Testing for OxLDL, Total Cholesterol

In my practice as a clinical nutritionist, OxLDL is the most important blood test regarding cholesterol risk factors. An OxLDL test is readily available by your request and willingness to pay out-of-pocket. It makes no sense at all why OxLDL is not performed routinely. There’s no question that the risk of plaque formation parallels the level of OxLDL. OxLDL has the two following blood tests directly associated with it. These blood tests will help to further define one’s risk factors.

MPO (myeloperoxidase)

Macrophages release an enzyme called MPO (myeloperoxidase). In turn, this enzyme measures the body’s response to arterial damage. Individuals with elevated MPO levels are more than twice as likely to experience cardiovascular mortality. This is true even with normal total cholesterol and LDL levels. As is the case with OxLDL, MPO testing is readily available via your request and willingness to pay out-of-pocket.

F-2 Isoprostanes (F2):

Oxidized LDL free radicals react with adjacent molecules and cause a cascade of arterial cell damage. This oxidization produces F-2 Isoprostanes (F2).This is a chain reaction.

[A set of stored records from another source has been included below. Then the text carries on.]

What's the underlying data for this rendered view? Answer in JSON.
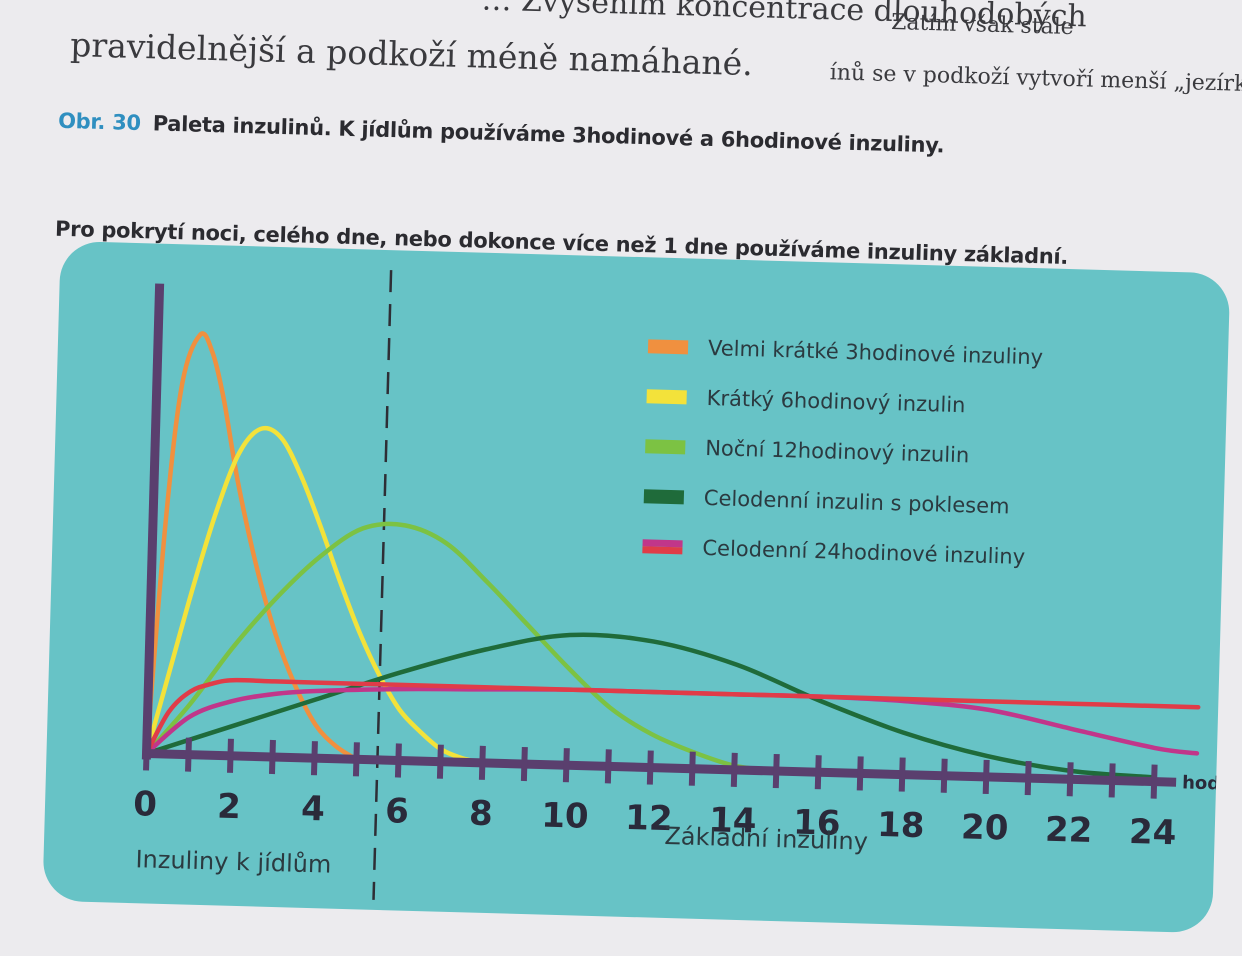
{
  "page_text": {
    "line1": "… Zvýšením koncentrace dlouhodobých",
    "line1_right": "Zatím však stále",
    "line2": "pravidelnější a podkoží méně namáhané.",
    "line2_right": "ínů se v podkoží vytvoří menší „jezírko“, vstřebávání bude"
  },
  "caption": {
    "number": "Obr. 30",
    "line1": "Paleta inzulinů. K jídlům používáme 3hodinové a 6hodinové inzuliny.",
    "line2": "Pro pokrytí noci, celého dne, nebo dokonce více než 1 dne používáme inzuliny základní."
  },
  "colors": {
    "panel": "#67c3c6",
    "axis": "#5a3f6e",
    "divider": "#2e2e35"
  },
  "chart_data": {
    "type": "line",
    "title": "",
    "xlabel": "hod.",
    "ylabel": "",
    "x_ticks": [
      0,
      2,
      4,
      6,
      8,
      10,
      12,
      14,
      16,
      18,
      20,
      22,
      24
    ],
    "x_tick_labels": [
      "0",
      "2",
      "4",
      "6",
      "8",
      "10",
      "12",
      "14",
      "16",
      "18",
      "20",
      "22",
      "24"
    ],
    "xlim": [
      0,
      25
    ],
    "ylim": [
      0,
      100
    ],
    "divider_x": 5.5,
    "regions": [
      {
        "label": "Inzuliny k jídlům"
      },
      {
        "label": "Základní inzuliny"
      }
    ],
    "legend_position": "top-right",
    "series": [
      {
        "name": "Velmi krátké 3hodinové inzuliny",
        "color": "#f0903f",
        "x": [
          0,
          0.3,
          0.6,
          1.0,
          1.3,
          1.6,
          2.0,
          2.5,
          3.0,
          3.5,
          4.0,
          4.5,
          5.0
        ],
        "y": [
          0,
          55,
          88,
          100,
          96,
          85,
          65,
          45,
          29,
          17,
          8,
          3,
          0
        ]
      },
      {
        "name": "Krátký 6hodinový inzulin",
        "color": "#f3e23a",
        "x": [
          0,
          0.5,
          1.0,
          1.5,
          2.0,
          2.5,
          3.0,
          3.5,
          4.0,
          4.5,
          5.0,
          5.5,
          6.0,
          6.5,
          7.0,
          7.5,
          8.0
        ],
        "y": [
          0,
          20,
          40,
          58,
          72,
          78,
          76,
          67,
          55,
          42,
          30,
          20,
          12,
          7,
          3,
          1,
          0
        ]
      },
      {
        "name": "Noční 12hodinový inzulin",
        "color": "#7cc243",
        "x": [
          0,
          1,
          2,
          3,
          4,
          5,
          6,
          7,
          8,
          9,
          10,
          11,
          12,
          13,
          14,
          15
        ],
        "y": [
          0,
          12,
          26,
          38,
          48,
          55,
          56,
          52,
          43,
          33,
          23,
          14,
          8,
          4,
          1,
          0
        ]
      },
      {
        "name": "Celodenní inzulin s poklesem",
        "color": "#1f6b3a",
        "x": [
          0,
          2,
          4,
          6,
          8,
          10,
          12,
          14,
          16,
          18,
          20,
          22,
          24
        ],
        "y": [
          0,
          7,
          14,
          21,
          27,
          31,
          30,
          25,
          17,
          10,
          5,
          2,
          1
        ]
      },
      {
        "name": "Celodenní 24hodinové inzuliny",
        "color": "#c1368a",
        "x": [
          0,
          1,
          2,
          3,
          4,
          6,
          8,
          10,
          12,
          14,
          16,
          18,
          20,
          22,
          24,
          25
        ],
        "y": [
          0,
          9,
          13,
          15,
          16,
          17,
          17.5,
          18,
          18,
          18,
          18,
          17.5,
          16,
          12,
          8,
          7
        ]
      },
      {
        "name": "",
        "color": "#e03c48",
        "x": [
          0,
          0.5,
          1,
          1.5,
          2,
          3,
          4,
          6,
          8,
          10,
          12,
          14,
          16,
          18,
          20,
          22,
          24,
          25
        ],
        "y": [
          0,
          10,
          15,
          17,
          18,
          18,
          18,
          18,
          18,
          18,
          18,
          18,
          18,
          18,
          18,
          18,
          18,
          18
        ]
      }
    ],
    "legend": [
      {
        "label": "Velmi krátké 3hodinové inzuliny",
        "colors": [
          "#f0903f"
        ]
      },
      {
        "label": "Krátký 6hodinový inzulin",
        "colors": [
          "#f3e23a"
        ]
      },
      {
        "label": "Noční 12hodinový inzulin",
        "colors": [
          "#7cc243"
        ]
      },
      {
        "label": "Celodenní inzulin s poklesem",
        "colors": [
          "#1f6b3a"
        ]
      },
      {
        "label": "Celodenní 24hodinové inzuliny",
        "colors": [
          "#c1368a",
          "#e03c48"
        ]
      }
    ]
  }
}
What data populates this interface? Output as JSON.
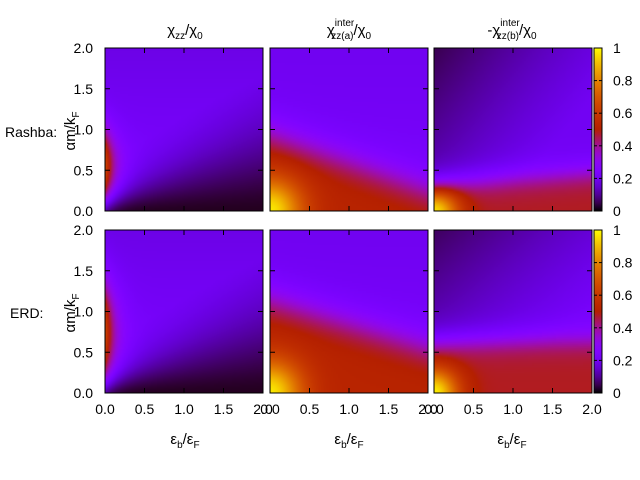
{
  "chart_data": {
    "type": "heatmap",
    "colormap": "gnuplot pm3d (black-purple-red-orange-yellow)",
    "colorbar": {
      "range": [
        0,
        1
      ],
      "ticks": [
        "0",
        "0.2",
        "0.4",
        "0.6",
        "0.8",
        "1"
      ]
    },
    "x_ticks": [
      "0.0",
      "0.5",
      "1.0",
      "1.5",
      "2.0"
    ],
    "y_ticks": [
      "0.0",
      "0.5",
      "1.0",
      "1.5",
      "2.0"
    ],
    "xlim": [
      0,
      2
    ],
    "ylim": [
      0,
      2
    ],
    "columns": [
      {
        "title": "χzz/χ0"
      },
      {
        "title": "χinterzz(a)/χ0"
      },
      {
        "title": "-χinterzz(b)/χ0"
      }
    ],
    "rows": [
      {
        "label": "Rashba:",
        "ylabel": "αm/kF"
      },
      {
        "label": "ERD:",
        "ylabel": "αm/kF"
      }
    ],
    "xlabel": "εb/εF",
    "panels": [
      {
        "row": 0,
        "col": 0,
        "description": "strong (~0.6) near eb=0 around am/kF=0.5, decreasing to ~0 at large eb & small am; ~0.2 elsewhere"
      },
      {
        "row": 0,
        "col": 1,
        "description": "~1 at origin, decreasing with am/kF; ~0.55 along bottom at large eb; ~0.2 at top"
      },
      {
        "row": 0,
        "col": 2,
        "description": "~1 at origin, ~0.5 band at am/kF~0.25, dark (~0.05) at top-left"
      },
      {
        "row": 1,
        "col": 0,
        "description": "similar to Rashba but broader strong region near eb=0"
      },
      {
        "row": 1,
        "col": 1,
        "description": "~1 at origin, broad ~0.55 region below am/kF~1"
      },
      {
        "row": 1,
        "col": 2,
        "description": "~1 at origin, ~0.5 band below am/kF~0.7, dark top-left"
      }
    ]
  }
}
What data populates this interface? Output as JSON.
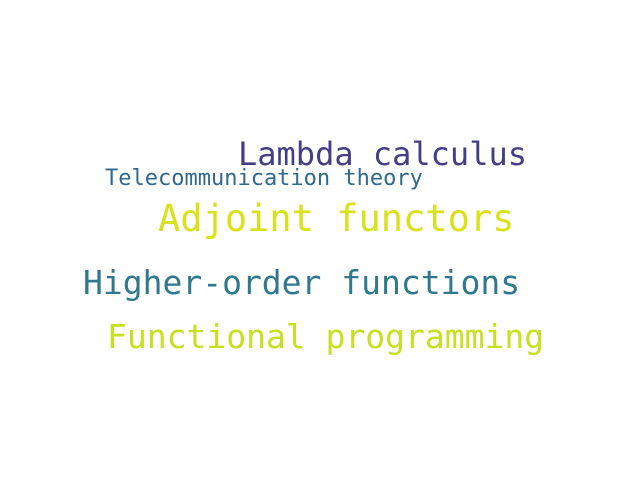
{
  "words": [
    {
      "text": "Lambda calculus",
      "color": "#433e85"
    },
    {
      "text": "Telecommunication theory",
      "color": "#31688e"
    },
    {
      "text": "Adjoint functors",
      "color": "#d8e219"
    },
    {
      "text": "Higher-order functions",
      "color": "#2f788e"
    },
    {
      "text": "Functional programming",
      "color": "#c7e020"
    }
  ]
}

The F2 level is very sensitive to early stage plaque formation. Research has shown that individuals with elevated F2 are 30 times more likely to develop heart disease. Wow!!

This is the science associated with LDL cholesterol. LDL is not necessarily the “bad” cholesterol it’s made out to be. However, it can be bad if oxidized. Without measuring OxLDL there’s no way to know. The common assumption that everyone with elevated LDL is “at risk” is not accurate. Acctually, nearly half of heart attack deaths occur in individuals with normal LDL. The fear generated around cholesterol levels, particularly LDL, is more of a marketing ploy for selling drugs to lower LDL.

Stop the Damage from Oxidized LDL

  • Avoid hydrogenated trans fats and margarine, and avoid fried foods
  • Polyunsaturated vegetable oils are unstable and readily oxidized. Therefore, avoid cooking with them. Coconut oil & ghee (clarified butter) are better choices
  • Stop smoking
  • Avoid industrial chemical exposure
  • Shop organic and avoid agricultural chemicals and preservatives.
  • Take a quality antioxidant supplement that contains vitamins E, C and A (as palmitate). Vitamin E should contain both Alpha & Gamma E. Check the label.
  • Eat a diet rich in colored vegetables and whole fruits which are naturally high in anti-oxidants.

Remember, talk to your practitioner about performing tests that are truly accurate. This would be relative to determining your risk of a heart attack. Ideally, OxLDL, MPO, and F2 should be measured together in what is often called an Advanced OxLDL Panel. It is simply not accurate to assume that a regular LDL Cholesterol test is relative to risk. It isn’t.